Today, Kevin and Cassie picked me up to take me to Mount Si. We went to downtown, and visited Pike Place Market and the library, and walked down the entire book spiral (five floors are tilted, so they make a long spiral for all the non fiction collection). Doug commented that he would never have expected to visit a library as an important part of seeing a city, but he took a lot of pictures.

Where we are staying is a beautiful retreat in the woods with mountains behind it. Shortly before we reached Rainbow Lodge we saw a black bear in the undergrowth. And the Americans are all scared of Australia because it has snakes!

Friday, 27 May 2016

Farewell Alaska

Today I return to Seattle, and the Marine Ferry trips will be in the panhandle, so this is the last day in the main part of Alaska. 

I went on a paddle boat, and saw a dog mushing place. The dogs really all wanted to be pulling that sled!

We saw a bush pilot take off and land

Then we went to a replica Indian village. This house was an original, moved here.

Then I visited the cultural centre.

Thursday, 26 May 2016

Arctic Circle

Ever wondered what it looked like at the Arctic Circle? The Barrier Mountains are in the background.

This is the Yukon

Finger Mountain



Tuesday, 24 May 2016

Still no Denali

I took the bus to Savage River, and then went for a walk to a good view of the bridge.

There were lupins and

Bluebells practically covering the hillside.

There was moss and lichen on the ground under the spruce.

There was another bridge (there were more but no photos of them) on the train trip. This was a valley of surposedly great scenic beauty.

And moose.

Monday, 23 May 2016

Tundra

On the Denali park tour today we saw a lot of animals. Grizzly bears.

Dahl sheep.

Caribou.

Bird emblem of Alaska.

Marmot.

And tundra...

Sunday, 22 May 2016

Slow Train to Denali

In some ways I'm very happy that I've visited Alaska before the season started. There were very few people on the roads, I could decide on a whim where I would stay the night. But some things have been closed. I was originally going to visit Denali while I had the RV, but the 51 mile tour was truncated to 31 miles until the day after I gave my RV back, so I decided to do it this way. And I explained to the tour company why I wanted to do it this way, and that if the tour was still 31 miles, I would do it while I had the RV. Anyway, the tour I will be doing is the one I could have done while I had the RV!

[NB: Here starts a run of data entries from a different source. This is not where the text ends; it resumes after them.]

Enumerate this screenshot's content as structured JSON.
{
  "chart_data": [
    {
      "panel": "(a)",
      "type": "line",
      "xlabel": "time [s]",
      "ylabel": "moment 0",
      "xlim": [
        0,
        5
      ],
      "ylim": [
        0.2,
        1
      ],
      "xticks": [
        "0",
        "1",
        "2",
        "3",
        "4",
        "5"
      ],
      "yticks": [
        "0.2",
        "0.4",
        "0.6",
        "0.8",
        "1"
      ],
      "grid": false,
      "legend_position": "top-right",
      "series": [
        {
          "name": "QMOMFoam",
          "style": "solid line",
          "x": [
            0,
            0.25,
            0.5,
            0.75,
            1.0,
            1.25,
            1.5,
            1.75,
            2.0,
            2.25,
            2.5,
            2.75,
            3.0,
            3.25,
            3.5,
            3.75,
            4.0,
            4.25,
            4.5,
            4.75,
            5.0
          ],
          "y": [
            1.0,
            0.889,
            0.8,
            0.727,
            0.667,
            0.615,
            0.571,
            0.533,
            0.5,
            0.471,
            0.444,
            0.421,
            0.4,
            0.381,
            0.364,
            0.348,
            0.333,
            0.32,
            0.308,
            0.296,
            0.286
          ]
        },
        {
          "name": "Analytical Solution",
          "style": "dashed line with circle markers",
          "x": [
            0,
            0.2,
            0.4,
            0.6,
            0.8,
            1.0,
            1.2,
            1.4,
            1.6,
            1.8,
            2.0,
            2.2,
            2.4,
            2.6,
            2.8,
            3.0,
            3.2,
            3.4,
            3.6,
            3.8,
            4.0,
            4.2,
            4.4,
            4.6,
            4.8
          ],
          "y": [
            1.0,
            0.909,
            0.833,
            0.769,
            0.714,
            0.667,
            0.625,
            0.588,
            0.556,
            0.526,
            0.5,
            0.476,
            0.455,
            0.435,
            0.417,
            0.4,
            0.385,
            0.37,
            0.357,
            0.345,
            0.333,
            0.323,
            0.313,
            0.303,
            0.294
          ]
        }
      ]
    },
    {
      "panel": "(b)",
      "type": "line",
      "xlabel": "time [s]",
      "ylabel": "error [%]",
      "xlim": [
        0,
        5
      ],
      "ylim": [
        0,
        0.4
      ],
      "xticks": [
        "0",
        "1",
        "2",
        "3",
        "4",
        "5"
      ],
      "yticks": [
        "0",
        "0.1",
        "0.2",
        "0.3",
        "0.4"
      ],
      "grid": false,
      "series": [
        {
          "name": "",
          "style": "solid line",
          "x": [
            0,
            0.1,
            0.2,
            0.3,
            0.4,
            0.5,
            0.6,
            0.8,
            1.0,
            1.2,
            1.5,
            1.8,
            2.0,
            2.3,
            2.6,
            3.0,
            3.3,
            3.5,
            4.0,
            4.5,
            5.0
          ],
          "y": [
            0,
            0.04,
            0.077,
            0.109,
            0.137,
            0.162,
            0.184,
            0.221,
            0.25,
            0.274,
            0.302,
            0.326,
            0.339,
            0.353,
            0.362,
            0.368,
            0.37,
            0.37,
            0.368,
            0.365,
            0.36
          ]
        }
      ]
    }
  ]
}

The train goes at a sedate pace, and when anyone sees something interesting, it slows down even further, so everyone can see it. At first the cloud was reasonably all encompassing, and it rained. The scenery looked uninteresting and rather flat and soggy. People who dislike mud shouldn't go near Alaska or Canada. But toward the end of the trip it became much better, and blue sky appeared.

People saw a black bear, but I didn't. There were moose, but they were solitary and far away. But there were lots of trumpeter swans.

And old beaver dams.

And the scenery was beautiful.

Talkeetna station wasn't near the town, but it did have a picture of a Moose (this town is known for its moose dropping festival). This is also where people live archaically in the woods.

I took a picture of Wasilla, but like its most prominent citizen, it had few redeeming features, so it didn't make the cut.